Wednesday, January 27, 2010

Chachapoyas - Kuelap Archaeological Monument - Gotca Waterfall: 24/01 - 26/01










Well despite being touted as ´The Northern Cuzco´, Chachapoyas is small, clean, friendly and relatively gringo-free. Due to being high in the mountains it has a beautiful climate and is surrounded by a vast array of pre-Incan and Incan ruins, hence the comparisons with Cuzco. The journey there was pleasant enough - I arrived before dawn and waited until light to find my hostel and sleep some more. After waking I explored the town by foot, introducing myself to other travellers and watching the town-wide water balloon fight unfold. I wasn´t too happy when one bombarded me - I wouldn´t have been so grouchy I think if I could have thrown one back¡

The next day I rose at 330am to catch the bus to the Kuelap ruins, ancient home of the pre-Incan Chachapoyans. I arrived at the designated spot at 355am, but the bus had left already. Awesome. Thanks you nangers. Oh well, sleep a little more and tag along with Claire from Melbourne´s group who were leaving at 830am. After the pre-requisite pfaffing two cars headed down into the valley, winding our way on relatively good roads next to a gushing brown river to the steep ascent to Kuelap. We then tested our cars shocks on the rocky and muddy road through several small towns before reaching Maria, a town with hostels & restuarants, at one of which we got out, was offered fish, chicken or vegetarian, chose but then continued on the further 20 minutes to the ruins - lunch was for after.

At approximately 3000m, the Kuelap fortress was strategically placed to ensure panoramic views of potential siege routes, and as such gave awesome views of the surrounding mountains which were clad in light green cloud forest & checkered with crops like potato and bananas. We hiked a little up to the fortress - the 6 hectare site is protected by a 20m high stone wall, much of which is the original unrestored wall that between 800 and 1300 AD took the Chachapoyan nation hundreds of years to build with the stone being carried from hundreds of kilometres away. Inside were round stone houses, ceremonial ritual and burial sites and shamanic sectors dedicated to different sacred animals such as puma, jaguar, condor and snake. These ruins are in varying states, with entire sections standing in their original state and others being rebuilt with mortar and other unauthentic materials. 40 llamas were introduced `for touristic purposes` by the government but also serve to maintain a trim lawn :) A lot of the native vegetation growing out of the fortress has been retained creating a misty jungle ambience. Our guide explained fake platforms that fell away to the abyss for encroaching enemies, described the shamanic rituals and furtively showed us the bones of Chachpoyan royalty hidden in the stonework because `you are a special group of tourists`. Wow! I knew I was special. A great place to visit, beautiful and peaceful and very interesting. Our guide also informed us we were a few of 4500 visitors to Kuelap each year. Macchu Picchu receives 4000 a day.

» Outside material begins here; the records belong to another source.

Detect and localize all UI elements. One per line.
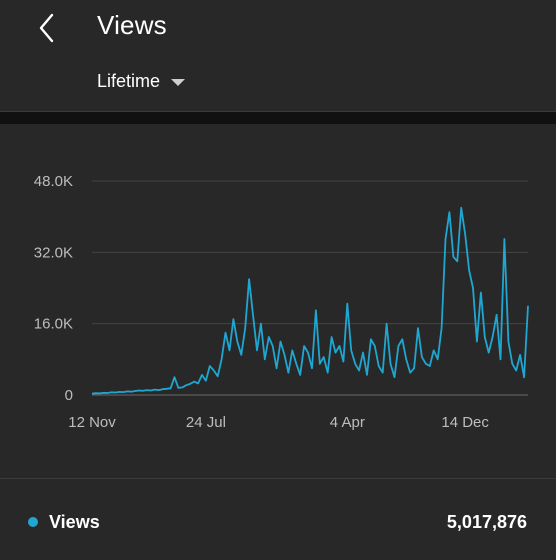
- period-label: Lifetime: [97, 70, 161, 91]
- x-tick-label: 24 Jul: [186, 414, 226, 431]
- chevron-left-icon: [39, 13, 54, 43]
- y-tick-label: 0: [65, 387, 73, 404]
- y-tick-label: 32.0K: [34, 244, 73, 261]
- back-button[interactable]: [26, 6, 70, 50]
- x-tick-label: 14 Dec: [441, 414, 489, 431]
- y-tick-label: 48.0K: [34, 173, 73, 190]
- legend-label: Views: [49, 512, 100, 532]
- header-divider: [0, 111, 556, 112]
- page-title: Views: [97, 10, 167, 40]
- legend-divider: [0, 478, 556, 479]
- legend-row: Views 5,017,876: [0, 479, 556, 560]
- caret-down-icon: [171, 78, 186, 86]
- legend-dot-icon: [28, 517, 38, 527]
- y-tick-label: 16.0K: [34, 316, 73, 333]
- chart-svg: 48.0K 32.0K 16.0K 0 12 Nov 24 Jul 4 Apr 14 Dec: [34, 173, 529, 431]
- top-bar: Views Lifetime: [0, 0, 556, 112]
- series-line-views: [91, 206, 529, 395]
- legend-total: 5,017,876: [446, 512, 527, 532]
- x-tick-label: 12 Nov: [68, 414, 116, 431]
- period-dropdown[interactable]: Lifetime: [97, 69, 186, 93]
- views-chart: 48.0K 32.0K 16.0K 0 12 Nov 24 Jul 4 Apr 14 Dec: [0, 124, 556, 478]
- section-separator: [0, 112, 556, 124]
- x-tick-label: 4 Apr: [330, 414, 365, 431]
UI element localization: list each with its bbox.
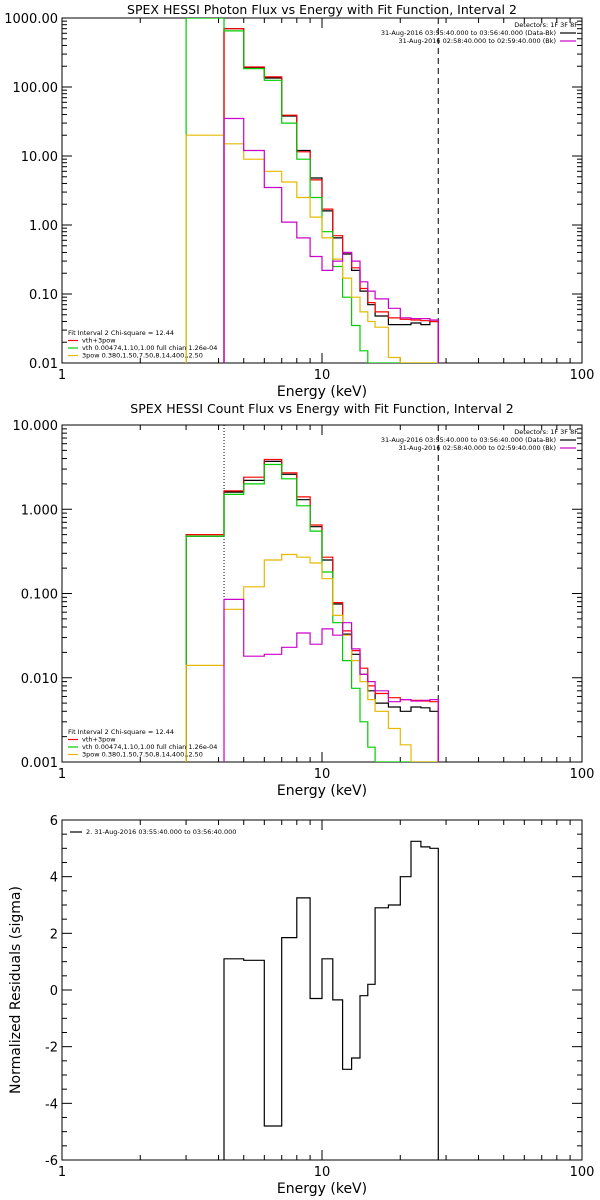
series-vth bbox=[185, 18, 439, 363]
series-3pow bbox=[185, 134, 439, 363]
legend-top-text: 31-Aug-2016 03:55:40.000 to 03:56:40.000… bbox=[381, 436, 556, 444]
chart-title: SPEX HESSI Count Flux vs Energy with Fit… bbox=[130, 401, 513, 416]
y-axis-label: Normalized Residuals (sigma) bbox=[8, 886, 24, 1094]
x-tick-label: 1 bbox=[58, 368, 66, 383]
detectors-label: Detectors: 1F 3F 8F bbox=[514, 21, 578, 29]
y-tick-label: 0.01 bbox=[29, 357, 58, 372]
legend-top-left-text: 2. 31-Aug-2016 03:55:40.000 to 03:56:40.… bbox=[86, 828, 236, 836]
y-tick-label: -2 bbox=[45, 1041, 58, 1056]
x-tick-label: 1 bbox=[58, 1165, 66, 1180]
chart-panel-3: 1 10 100 -6 -4 -2 0 2 4 6 Energy (keV) Normalized R… bbox=[8, 814, 594, 1197]
y-tick-label: 1.000 bbox=[21, 503, 58, 518]
chart-title: SPEX HESSI Photon Flux vs Energy with Fi… bbox=[127, 2, 517, 17]
legend-bottom-text: vth 0.00474,1.10,1.00 full chian 1.26e-0… bbox=[82, 743, 217, 751]
series-3pow bbox=[185, 553, 439, 762]
data-series-group bbox=[223, 840, 439, 1160]
chart-panel-2: SPEX HESSI Count Flux vs Energy with Fit… bbox=[13, 401, 595, 799]
y-tick-label: -4 bbox=[45, 1097, 58, 1112]
legend-bottom-text: Fit Interval 2 Chi-square = 12.44 bbox=[68, 329, 174, 337]
x-tick-label: 10 bbox=[314, 1165, 331, 1180]
data-series-group bbox=[185, 458, 439, 762]
y-tick-label: 10.000 bbox=[13, 419, 59, 434]
x-tick-label: 100 bbox=[570, 1165, 595, 1180]
y-tick-label: 0 bbox=[50, 984, 58, 999]
y-tick-label: 0.001 bbox=[21, 756, 58, 771]
x-tick-label: 1 bbox=[58, 767, 66, 782]
legend-top-text: 31-Aug-2016 03:55:40.000 to 03:56:40.000… bbox=[381, 29, 556, 37]
series-vth-3pow bbox=[223, 28, 439, 363]
y-tick-label: 2 bbox=[50, 927, 58, 942]
y-tick-label: 0.010 bbox=[21, 672, 58, 687]
y-tick-label: 6 bbox=[50, 814, 58, 829]
y-tick-label: 1000.00 bbox=[4, 12, 58, 27]
y-tick-label: 0.100 bbox=[21, 588, 58, 603]
chart-panel-1: SPEX HESSI Photon Flux vs Energy with Fi… bbox=[4, 2, 594, 400]
x-tick-label: 10 bbox=[314, 767, 331, 782]
y-tick-label: 4 bbox=[50, 871, 58, 886]
data-series-group bbox=[185, 18, 439, 363]
legend-bottom-text: vth+3pow bbox=[82, 337, 116, 345]
x-tick-label: 10 bbox=[314, 368, 331, 383]
series-data-bk bbox=[223, 28, 439, 363]
y-tick-label: 10.00 bbox=[21, 150, 58, 165]
legend-top-text: 31-Aug-2016 02:58:40.000 to 02:59:40.000… bbox=[399, 37, 556, 45]
legend-bottom-text: Fit Interval 2 Chi-square = 12.44 bbox=[68, 728, 174, 736]
series-bk bbox=[223, 117, 439, 363]
y-tick-label: 1.00 bbox=[29, 219, 58, 234]
x-axis-label: Energy (keV) bbox=[277, 384, 367, 400]
y-tick-label: -6 bbox=[45, 1154, 58, 1169]
x-axis-label: Energy (keV) bbox=[277, 1181, 367, 1197]
y-tick-label: 0.10 bbox=[29, 288, 58, 303]
legend-bottom-text: 3pow 0.380,1.50,7.50,8.14,400.,2.50 bbox=[82, 751, 203, 759]
series-bk bbox=[223, 598, 439, 762]
x-tick-label: 100 bbox=[570, 767, 595, 782]
x-tick-label: 100 bbox=[570, 368, 595, 383]
legend-top-text: 31-Aug-2016 02:58:40.000 to 02:59:40.000… bbox=[399, 444, 556, 452]
plot-frame bbox=[61, 424, 583, 763]
y-tick-label: 100.00 bbox=[13, 81, 59, 96]
legend-bottom-text: 3pow 0.380,1.50,7.50,8.14,400.,2.50 bbox=[82, 352, 203, 360]
detectors-label: Detectors: 1F 3F 8F bbox=[514, 428, 578, 436]
legend-bottom-text: vth 0.00474,1.10,1.00 full chian 1.26e-0… bbox=[82, 344, 217, 352]
x-axis-label: Energy (keV) bbox=[277, 783, 367, 799]
series-residuals bbox=[223, 840, 439, 1160]
legend-bottom-text: vth+3pow bbox=[82, 736, 116, 744]
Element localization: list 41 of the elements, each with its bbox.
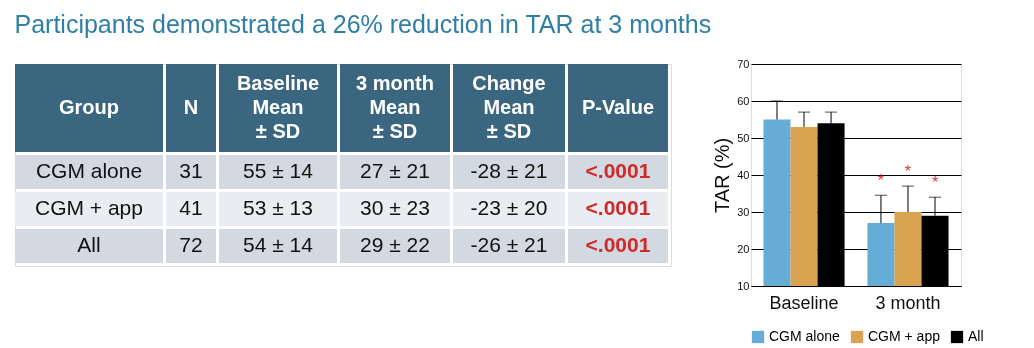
text: CGM alone (35, 159, 143, 182)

The next day we rose early to get to Gotca Waterfall, which makes the claim of being the 3rd highest waterfall in the world. With our friends from the day before including Paul from Norway we journeyed again some 2hrs to a small village whereby we hired a guide to walk us to the falls. The trek wound out through the wooded farmland on the side of the mountains and steadily into more solid cloud forest - at this altitude the temperature was beautiful. On our beautiful hour-long trek we were fortunate enough to spot 3 gorgeous Andean Cocks-of-the-Rock - I took several photos of the orange and black birds but none were very good - see above. Pretty cool, I did find it necessary to use the phrase "Rock out with your cock out", though.

Upon reaching the spectacular (even in low water season) Gotca, Paul and I both agreed we didn`t think it was the height it claimed to be, 768m. Norwegians are notorious for poo-pooing the Gotca claim to its height as Paul found out by reading a newspaper prior to going there, and he stayed true to form. Nonetheless it was insanely high, and we frolicked a little in the spray underneath, ate some lunch and returned to the peaceful village. From there we departed immediately for our connecting bus to Tarapoto from Pedro Ruiz, a small town 1 hr away. The journey passes through an amazingly scenic river valley with steep cliffs immediately above. Paul and I were left in Pedro Ruiz while the others returned to Chachapoyas.

The few days in peaceful Chachapoyas and its surrounds had calmed my inner rage about Peru - I definitely experienced Peru differently in those small towns.